Pour une économie durable de la conservation des restes. Le couple des deux viandards s’enfonce sous les bois avec chacun sa barbaque, vu qu’ils ont de la souplesse dans l’effort. Et nous à sa suite à quelque distance, ils rejoignent une antique caisse  en ruines par tous les bouts à bord de laquelle ils grimpent  après s’être débarrassé des moucrabes à l’arrière, en plein air, sur une plate-forme où nous montons en loucedé, tous les trois. Ca beurrouette un peu, mais on se tient au corps embarqués, cependant que la route nous chaotte tout le train au rythme de ses bosses.

      La nuit pousse ses cris ordinaires d’animaux nocturnes sur notre silence, comme nous sommes brassés avec les deux crounis. Tout y passe de peur à leur contact sans que l’on puisse s’exprimer à notre tour. Embarqués pour où qu’on ? Nous ne reconnaissons pas par où ils nous conduisent. Ca nous paraît pas du pays. Ils stoppent au beau milieu de pas plus repérable. On se tire d’avec la compagnie des morts. Va falloir faire sans eux… Quand attention  ! Soudain les voilà qui s’activent à notre terreur. Les voilà qui se bougent les compagnons de la camarde, que le seul son qui me sourd du clapet est : « -Mouia ! « 

Mes deux camarades de rien trouver à ajouter.

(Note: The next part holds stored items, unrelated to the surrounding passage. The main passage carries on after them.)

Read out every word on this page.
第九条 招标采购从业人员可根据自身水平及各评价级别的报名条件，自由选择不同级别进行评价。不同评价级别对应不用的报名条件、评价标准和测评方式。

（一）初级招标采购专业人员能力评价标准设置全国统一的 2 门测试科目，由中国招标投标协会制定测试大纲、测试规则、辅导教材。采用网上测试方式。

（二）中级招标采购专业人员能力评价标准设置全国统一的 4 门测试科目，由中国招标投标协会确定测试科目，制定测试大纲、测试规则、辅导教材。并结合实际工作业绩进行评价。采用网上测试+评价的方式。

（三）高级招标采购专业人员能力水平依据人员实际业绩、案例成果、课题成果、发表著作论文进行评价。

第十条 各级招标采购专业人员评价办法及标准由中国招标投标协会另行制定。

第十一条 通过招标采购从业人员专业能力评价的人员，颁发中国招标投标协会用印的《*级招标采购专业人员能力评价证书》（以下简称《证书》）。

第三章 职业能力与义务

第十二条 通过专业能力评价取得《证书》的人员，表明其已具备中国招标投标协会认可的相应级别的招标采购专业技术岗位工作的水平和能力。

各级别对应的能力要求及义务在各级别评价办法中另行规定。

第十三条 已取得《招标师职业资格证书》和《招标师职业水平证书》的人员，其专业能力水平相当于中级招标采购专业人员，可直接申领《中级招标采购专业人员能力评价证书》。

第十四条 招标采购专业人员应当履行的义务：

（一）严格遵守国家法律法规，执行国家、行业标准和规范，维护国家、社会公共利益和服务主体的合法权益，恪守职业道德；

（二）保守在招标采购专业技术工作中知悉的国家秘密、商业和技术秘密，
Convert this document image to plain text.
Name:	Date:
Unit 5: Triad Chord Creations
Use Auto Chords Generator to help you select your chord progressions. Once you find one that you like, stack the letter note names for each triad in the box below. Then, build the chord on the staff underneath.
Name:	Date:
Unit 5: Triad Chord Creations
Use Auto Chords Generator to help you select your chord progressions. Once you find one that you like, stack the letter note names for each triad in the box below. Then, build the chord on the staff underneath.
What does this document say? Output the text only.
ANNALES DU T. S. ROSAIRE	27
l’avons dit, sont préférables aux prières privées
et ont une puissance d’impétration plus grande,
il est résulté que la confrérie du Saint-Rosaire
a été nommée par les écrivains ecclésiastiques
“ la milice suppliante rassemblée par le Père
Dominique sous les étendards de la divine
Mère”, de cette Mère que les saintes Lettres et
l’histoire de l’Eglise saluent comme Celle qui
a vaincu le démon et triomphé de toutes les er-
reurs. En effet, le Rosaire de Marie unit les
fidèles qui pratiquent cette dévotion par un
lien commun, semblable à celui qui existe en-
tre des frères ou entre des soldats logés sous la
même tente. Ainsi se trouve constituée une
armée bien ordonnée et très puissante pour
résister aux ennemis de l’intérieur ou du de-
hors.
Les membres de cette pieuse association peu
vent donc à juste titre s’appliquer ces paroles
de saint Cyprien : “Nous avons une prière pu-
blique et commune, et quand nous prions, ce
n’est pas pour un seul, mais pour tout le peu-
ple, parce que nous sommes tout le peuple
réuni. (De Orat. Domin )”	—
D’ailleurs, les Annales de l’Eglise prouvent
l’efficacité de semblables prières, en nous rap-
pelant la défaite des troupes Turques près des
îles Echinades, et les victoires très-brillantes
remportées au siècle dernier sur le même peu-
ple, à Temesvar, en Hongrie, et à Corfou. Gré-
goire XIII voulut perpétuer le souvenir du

Mais les mots causent. Ils s’adressent au conducteur et à sa girelle : « -Venez par là les gars les filles ! Par là. On a de la visite. Et de la chouette. De la charnue… « 

       Nous sentons subito des branques tordus du caberlot. Ca dure que le temps d’une poignée de secondes. On file tout droit à travers la nuit sur le chemin de l’envers. Partis en flèche à trois. Tout se culbute à la volée des morts qui coursent à la poursuite. On a pas assez de jambes à nous trois pour distancer le quatuor. Ils ont repris leur bagnole à bord de laquelle ils gagnent du terrain, une fois fait demi tour. Mais nous on fausse l’allure, on ralentit. On se prend à diverger de leur poursuite. Tous les trois on bite que les champions de la récupe de macchabs ils en veulent aussi à nous. et l’on disparaît quelque part où la nuit est pas découverte…

                                                                                                                                                                                                     Le 17 juin 2016.

                                                                                                                                                                                                              C.B.